A lot of people are developing technologies for problems that we don’t really have. Merely because it makes somebody some money. I think if we lived in a society where we oriented our efforts toward a more sort of like egalitarian or utilitarian or dare I say socialist approach, you know, we could have really different machine learning technologies.

I was actually asking Meredith earlier, like if we lived in a socialist democracy, what kind of machine learning do you think we’d have? And the first example that I came up with was a system that would help us figure out how to move people and goods better, right? How to devise transportation networks and infrastructure that would you know, help us deal with climate change, address economic inequality, address mobility problems.

So, you know, I don’t think it’s really the technology that’s the problem. It’s the power structure.  

Meredith Whittaker: Cool.

City Arts & Lectures: This question is coming from the center. 

Meredith Whittaker: Yeah, I think we have time for one more, according to the clock I can see. 

Audience Member 4: To what extent is it practical and and imaginable that people could own and control the information about themselves? Including websites they use, their medical information, their financial information and so on.

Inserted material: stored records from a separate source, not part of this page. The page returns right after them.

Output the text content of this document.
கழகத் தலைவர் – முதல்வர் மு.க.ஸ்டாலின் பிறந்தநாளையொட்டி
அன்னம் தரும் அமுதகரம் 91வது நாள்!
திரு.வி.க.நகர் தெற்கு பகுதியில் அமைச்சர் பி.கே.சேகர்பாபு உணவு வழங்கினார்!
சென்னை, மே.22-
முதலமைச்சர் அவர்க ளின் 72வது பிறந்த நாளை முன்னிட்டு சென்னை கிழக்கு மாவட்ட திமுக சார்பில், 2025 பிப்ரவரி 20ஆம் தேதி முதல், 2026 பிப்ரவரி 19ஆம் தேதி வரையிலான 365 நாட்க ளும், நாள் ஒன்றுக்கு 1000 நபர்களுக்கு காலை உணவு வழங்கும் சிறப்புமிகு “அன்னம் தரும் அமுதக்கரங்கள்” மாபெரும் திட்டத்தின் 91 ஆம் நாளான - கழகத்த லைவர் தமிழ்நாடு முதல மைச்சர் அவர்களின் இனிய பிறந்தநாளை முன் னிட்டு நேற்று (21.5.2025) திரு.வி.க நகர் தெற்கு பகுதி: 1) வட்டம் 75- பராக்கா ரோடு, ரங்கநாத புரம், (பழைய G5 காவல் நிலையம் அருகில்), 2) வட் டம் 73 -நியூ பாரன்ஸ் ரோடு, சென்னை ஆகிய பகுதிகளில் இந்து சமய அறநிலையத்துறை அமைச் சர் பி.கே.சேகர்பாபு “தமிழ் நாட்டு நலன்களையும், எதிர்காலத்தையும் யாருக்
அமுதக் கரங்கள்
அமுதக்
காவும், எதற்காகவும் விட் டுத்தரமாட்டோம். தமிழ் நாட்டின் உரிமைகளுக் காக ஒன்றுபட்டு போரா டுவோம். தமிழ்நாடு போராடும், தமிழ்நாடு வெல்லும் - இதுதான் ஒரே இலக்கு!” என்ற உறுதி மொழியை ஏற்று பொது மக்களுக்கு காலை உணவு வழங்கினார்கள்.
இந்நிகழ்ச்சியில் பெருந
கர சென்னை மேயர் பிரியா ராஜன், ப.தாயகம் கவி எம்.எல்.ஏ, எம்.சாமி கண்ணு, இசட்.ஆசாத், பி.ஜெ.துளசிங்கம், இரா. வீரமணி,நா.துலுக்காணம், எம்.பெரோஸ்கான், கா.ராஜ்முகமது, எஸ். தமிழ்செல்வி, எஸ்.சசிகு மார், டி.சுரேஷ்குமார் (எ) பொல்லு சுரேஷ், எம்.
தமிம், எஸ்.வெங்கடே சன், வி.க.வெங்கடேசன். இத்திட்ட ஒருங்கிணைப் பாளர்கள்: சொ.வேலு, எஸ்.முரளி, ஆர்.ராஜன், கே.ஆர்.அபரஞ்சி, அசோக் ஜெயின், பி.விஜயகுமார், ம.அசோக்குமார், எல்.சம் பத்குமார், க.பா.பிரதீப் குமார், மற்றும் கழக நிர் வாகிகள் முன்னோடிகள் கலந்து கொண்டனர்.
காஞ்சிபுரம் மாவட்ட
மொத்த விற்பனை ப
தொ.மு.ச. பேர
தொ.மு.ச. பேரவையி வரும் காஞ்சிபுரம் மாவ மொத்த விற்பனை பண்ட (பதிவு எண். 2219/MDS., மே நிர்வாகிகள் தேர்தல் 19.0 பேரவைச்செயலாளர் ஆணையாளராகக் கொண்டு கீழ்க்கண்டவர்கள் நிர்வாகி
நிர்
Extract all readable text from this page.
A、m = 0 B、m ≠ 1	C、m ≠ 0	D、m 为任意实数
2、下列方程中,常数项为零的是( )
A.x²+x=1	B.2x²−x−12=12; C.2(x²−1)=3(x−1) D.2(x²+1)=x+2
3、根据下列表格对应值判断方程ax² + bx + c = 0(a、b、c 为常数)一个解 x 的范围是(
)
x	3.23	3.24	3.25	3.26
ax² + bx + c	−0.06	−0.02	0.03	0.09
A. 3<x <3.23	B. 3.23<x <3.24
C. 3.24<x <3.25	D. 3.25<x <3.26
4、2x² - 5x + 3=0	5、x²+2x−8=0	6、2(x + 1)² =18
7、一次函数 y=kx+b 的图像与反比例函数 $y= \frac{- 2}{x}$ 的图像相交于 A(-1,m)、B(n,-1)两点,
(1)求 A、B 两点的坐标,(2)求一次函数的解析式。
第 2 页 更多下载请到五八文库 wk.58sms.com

Meredith Whittaker: So there’s a lot of talk of data ownership. This is sort of a meme. And I think it’s really attractive right. The idea that it’s all mine, right and I can do with it what I will. I think it hits up against a lot of problems because you know, sort of my information in a vacuum is not actually that useful to me. And you know, how do I make an informed consensual choice to sell it or loan it to somebody. Especially when you know, I won’t actually know the consequences of giving up my data until my data is combined with Kade’s data, is combined with all of your data, to create a model that may then be used to make inferences or predictions or decisions that are actually harmful to me. 

So I think in the case of machine learning, this sort of data ownership model kind of slips very quickly, because the actual implications of what does it mean when I click yes, I will give you my data or no, I won’t give you my data I guess, how does that affect the ultimate decision of a system that has yet to be trained with my data or of a system that’s going to see my data and make a decision about it, sort of that may or may not impact my life? 

So I think you know, I don’t think it’s the solution to the problem that we’re facing, because you know, ultimately what we’re talking about is not systems that are you know, using my data and making a decision about Meredith, they’re using all of our data and then making a decision about how similar I may be to… 

Kade Crockford: About someone like Meredith. 

Meredith Whittaker: Someone like Meredith. Probability of Meredith 90%. Yeah, so, you know, we’re looking at, a lot of times, collective harms. And we’re looking at the sort of mass quantities of data that are feeding these systems, which are sort of constitutive of how they have to work.

Kade Crockford: So yeah, just to close, I would say that on that note, in the Civil Rights and civil liberties context, there are certain areas in the law where we really ought not to be allowing governments to make decisions about individuals based on the patterns of groups, right? 

So, you know again, getting back to the question of the threshold matter. Should we use x technology in y circumstance? I think in a lot of circumstances that we at the ACLU deal with, the answer to those questions just has to be no. So that’s it. No. Thank you. 

Meredith Whittaker: There you have it. On a resounding no!